3. Marxistas contra requetés: O lo que es lo mismo, ateos contra católicos fundamentalistas.

4. Anarquistas contra la República: En revancha por la represión de 1934, y a la que consideraban «burguesa».

5. Requetés contra franquistas: En defensa de sus fueros y la reinstauración de la rama borbónica de Carlos, y que Franco nunca reconoció.

6. Franquistas contra falangistas «auténticos»: Franco abandonó y encarceló a sus líderes, y dejó a su suerte a José Antonio y a otros destacados falangistas, rivales molestos, y fusionó hábilmente a estos con los intransigentes requetés en la FET y las JONS, poniendo fin a sus disputas.

7. Brigadas Internacionales contra nazis alemanes y fascistas italianos, como preludio de la Segunda Guerra Mundial

8. Anarco-sindicalistas de la CNT-FAI contra los sindicalistas socialistas de la UGT.

9. El Partido Comunista (PC) afín a las tesis de Stalin contra el Partido Obrero de Unificación Marxista (POUM), que apoyaba las tesis troskistas.

En estas confusas circunstancias, sólo el general Franco, por su talante castrense, frío, metódico e intuitivo, tuvo la habilidad de mantener unido su frente bélico, en tanto que en el lado republicano, fue imposible la unidad de acción, llegando incluso a enfrentamientos violentos entre sí, sobre todo en Cataluña.

El propio Franco evolucionó desde una postura apolítica como «hombre de disciplina y de unidad nacional», a otra someramente política, cuando comprendió que podía ganar la guerra, fusionando el pensamiento social y nacionalista de los falangistas con el moral y religioso de los carlistas, ofreciéndoles participar en un primer Gobierno, pero sin transigir a ninguna de sus verdaderas reivindicaciones, como eran la instauración de un fascismo al estilo italiano de los falangistas y la reinstauración en el trono de la rama borbónica de Carlos, con los consiguientes fueros para Navarra, de los requetés. Las oportunas muertes del general Mola en una accidente aéreo y del general Sanjurjo en los primeros días del alzamiento, le facilitaron el acceso incuestionable y dictatorial a la jefatura del Estado.

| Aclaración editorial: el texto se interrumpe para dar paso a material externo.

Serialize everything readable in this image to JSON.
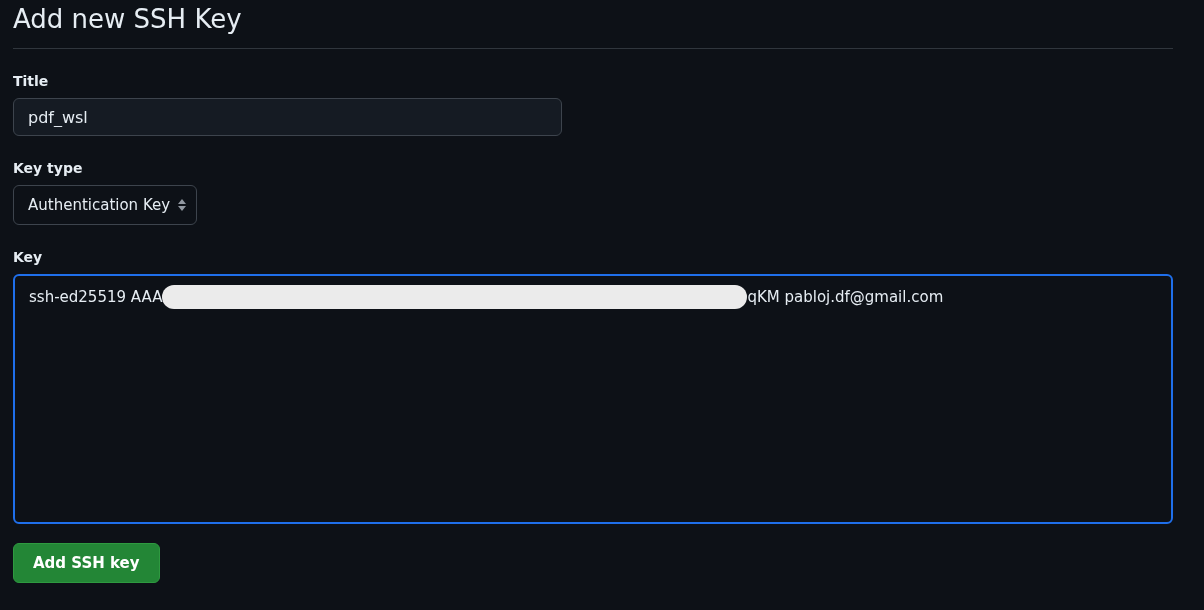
{
  "heading": "Add new SSH Key",
  "title_field": {
    "label": "Title",
    "value": "pdf_wsl"
  },
  "key_type": {
    "label": "Key type",
    "value": "Authentication Key"
  },
  "key_field": {
    "label": "Key",
    "value_start": "ssh-ed25519 AAA",
    "redacted": true,
    "value_end": "qKM pabloj.df@gmail.com",
    "focused": true
  },
  "submit": {
    "label": "Add SSH key"
  }
}
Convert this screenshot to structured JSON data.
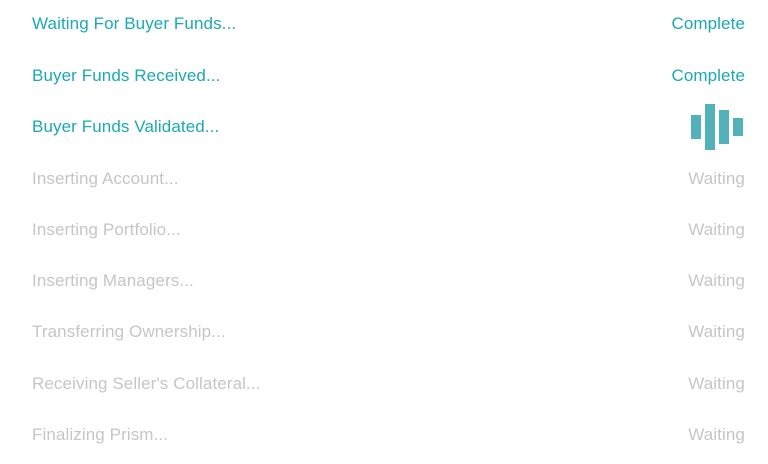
{
  "steps": [
    {
      "label": "Waiting For Buyer Funds...",
      "status": "Complete",
      "state": "complete"
    },
    {
      "label": "Buyer Funds Received...",
      "status": "Complete",
      "state": "complete"
    },
    {
      "label": "Buyer Funds Validated...",
      "status": "",
      "state": "in-progress",
      "indicator": "loading-bars-icon"
    },
    {
      "label": "Inserting Account...",
      "status": "Waiting",
      "state": "waiting"
    },
    {
      "label": "Inserting Portfolio...",
      "status": "Waiting",
      "state": "waiting"
    },
    {
      "label": "Inserting Managers...",
      "status": "Waiting",
      "state": "waiting"
    },
    {
      "label": "Transferring Ownership...",
      "status": "Waiting",
      "state": "waiting"
    },
    {
      "label": "Receiving Seller's Collateral...",
      "status": "Waiting",
      "state": "waiting"
    },
    {
      "label": "Finalizing Prism...",
      "status": "Waiting",
      "state": "waiting"
    }
  ],
  "colors": {
    "accent": "#1aa9b5",
    "loader": "#53b1ba",
    "waiting": "#c6c6c6",
    "background": "#ffffff"
  }
}
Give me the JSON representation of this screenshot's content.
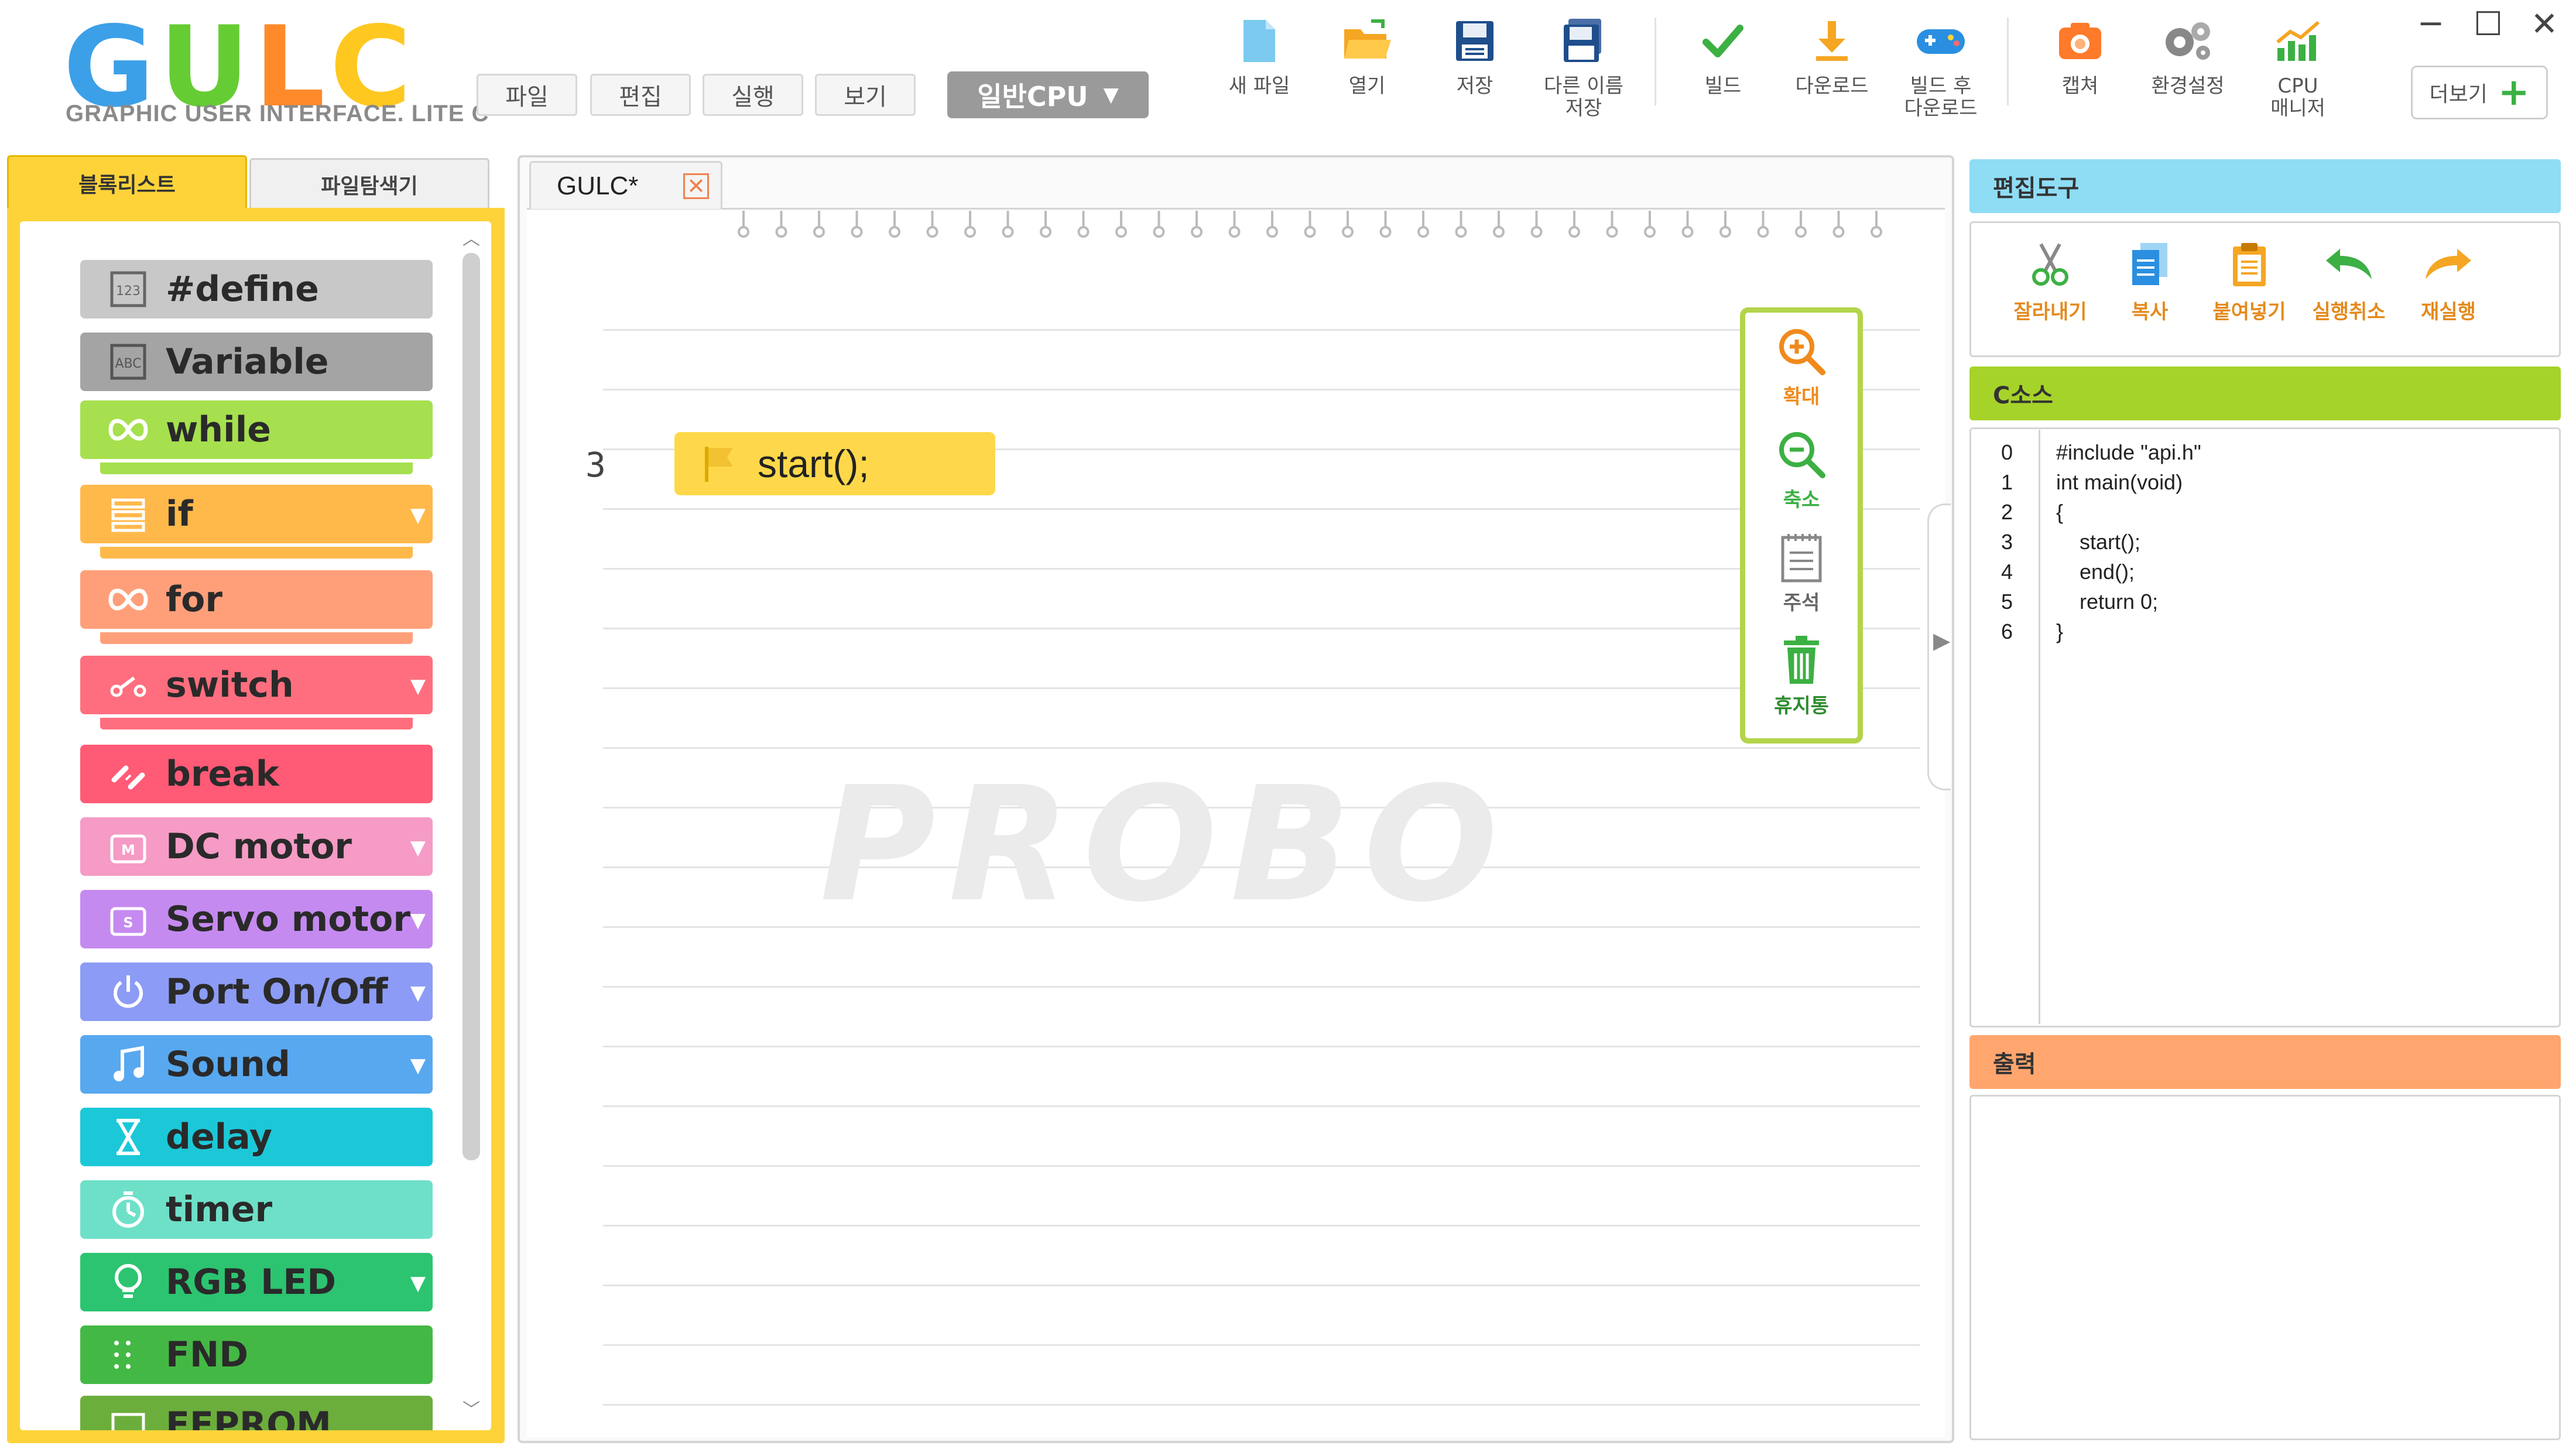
{
  "app": {
    "logo": "GULC",
    "logo_subtitle": "GRAPHIC USER INTERFACE. LITE C"
  },
  "menu": [
    {
      "label": "파일"
    },
    {
      "label": "편집"
    },
    {
      "label": "실행"
    },
    {
      "label": "보기"
    }
  ],
  "cpu_select": {
    "value": "일반CPU"
  },
  "toolbar": {
    "new_file": "새 파일",
    "open": "열기",
    "save": "저장",
    "save_as": "다른 이름\n저장",
    "build": "빌드",
    "download": "다운로드",
    "build_download": "빌드 후\n다운로드",
    "capture": "캡쳐",
    "settings": "환경설정",
    "cpu_manager": "CPU\n매니저",
    "more": "더보기"
  },
  "left_tabs": {
    "blocks": "블록리스트",
    "explorer": "파일탐색기"
  },
  "blocks": [
    {
      "label": "#define",
      "color": "#c8c8c8",
      "lip": "#c8c8c8",
      "dropdown": false,
      "icon": "define-icon"
    },
    {
      "label": "Variable",
      "color": "#a4a4a4",
      "lip": "#a4a4a4",
      "dropdown": false,
      "icon": "variable-icon"
    },
    {
      "label": "while",
      "color": "#a6e04e",
      "lip": "#a6e04e",
      "dropdown": false,
      "icon": "loop-icon"
    },
    {
      "label": "if",
      "color": "#ffb84a",
      "lip": "#ffb84a",
      "dropdown": true,
      "icon": "branch-icon"
    },
    {
      "label": "for",
      "color": "#ff9f7a",
      "lip": "#ff9f7a",
      "dropdown": false,
      "icon": "loop-icon"
    },
    {
      "label": "switch",
      "color": "#ff6e7e",
      "lip": "#ff6e7e",
      "dropdown": true,
      "icon": "switch-icon"
    },
    {
      "label": "break",
      "color": "#ff5a76",
      "lip": "#ff5a76",
      "dropdown": false,
      "icon": "break-icon"
    },
    {
      "label": "DC motor",
      "color": "#f59bc5",
      "lip": "#f59bc5",
      "dropdown": true,
      "icon": "motor-icon"
    },
    {
      "label": "Servo motor",
      "color": "#c58af0",
      "lip": "#c58af0",
      "dropdown": true,
      "icon": "servo-icon"
    },
    {
      "label": "Port On/Off",
      "color": "#8c9bf5",
      "lip": "#8c9bf5",
      "dropdown": true,
      "icon": "power-icon"
    },
    {
      "label": "Sound",
      "color": "#58a8f0",
      "lip": "#58a8f0",
      "dropdown": true,
      "icon": "music-icon"
    },
    {
      "label": "delay",
      "color": "#1cc8d8",
      "lip": "#1cc8d8",
      "dropdown": false,
      "icon": "hourglass-icon"
    },
    {
      "label": "timer",
      "color": "#6ee0c8",
      "lip": "#6ee0c8",
      "dropdown": false,
      "icon": "timer-icon"
    },
    {
      "label": "RGB LED",
      "color": "#2cc470",
      "lip": "#2cc470",
      "dropdown": true,
      "icon": "bulb-icon"
    },
    {
      "label": "FND",
      "color": "#44b844",
      "lip": "#44b844",
      "dropdown": false,
      "icon": "fnd-icon"
    },
    {
      "label": "EEPROM",
      "color": "#6cae3c",
      "lip": "#6cae3c",
      "dropdown": false,
      "icon": "eeprom-icon"
    }
  ],
  "editor": {
    "tab_title": "GULC*",
    "line_number": "3",
    "block_text": "start();",
    "watermark": "PROBO"
  },
  "zoom_panel": {
    "zoom_in": "확대",
    "zoom_out": "축소",
    "comment": "주석",
    "trash": "휴지통"
  },
  "edit_tools": {
    "header": "편집도구",
    "cut": "잘라내기",
    "copy": "복사",
    "paste": "붙여넣기",
    "undo": "실행취소",
    "redo": "재실행"
  },
  "c_source": {
    "header": "C소스",
    "lines": [
      {
        "no": "0",
        "text": "#include \"api.h\""
      },
      {
        "no": "1",
        "text": "int main(void)"
      },
      {
        "no": "2",
        "text": "{"
      },
      {
        "no": "3",
        "text": "    start();"
      },
      {
        "no": "4",
        "text": "    end();"
      },
      {
        "no": "5",
        "text": "    return 0;"
      },
      {
        "no": "6",
        "text": "}"
      }
    ]
  },
  "output": {
    "header": "출력"
  },
  "colors": {
    "accent_yellow": "#fed33a",
    "edit_tools_header": "#8fdcf5",
    "c_source_header": "#a6d32a",
    "output_header": "#ffa66e",
    "zoom_border": "#b3d44a"
  }
}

Tan sólo la firmeza de su régimen, gracias a una brutal depuración sistemática (tanto de la izquierda como de la derecha hostil), y dentro de un Estado policial y militarizado, le permitió mantener hasta la década de los años sesenta un régimen con esa mezcolanza de ideologías, que podía resumirse en un nacional-socialismo católico y tradicional, fundamentado sobre el Ejército, y que tuvo que mantener firmemente hasta el mismo día de su muerte. La reinstauración de la Monarquía (o más bien «instauración») aceptada a regañadientes por los progresistas tras la muerte del Franco, no probaba otra cosa que su régimen usurpó durante 40 años la legalidad institucional en nuestro país. En rigor, tras la muerte de Franco debería de haberse constituido un proceso de negociaciones hasta la proclamación de la III República, tal y como había sucedido en Francia tras la dominación napoleónica. Sin duda el «23 F» salvó al Rey de las dudas de los republicanos y le legitimó como jefe del Estado.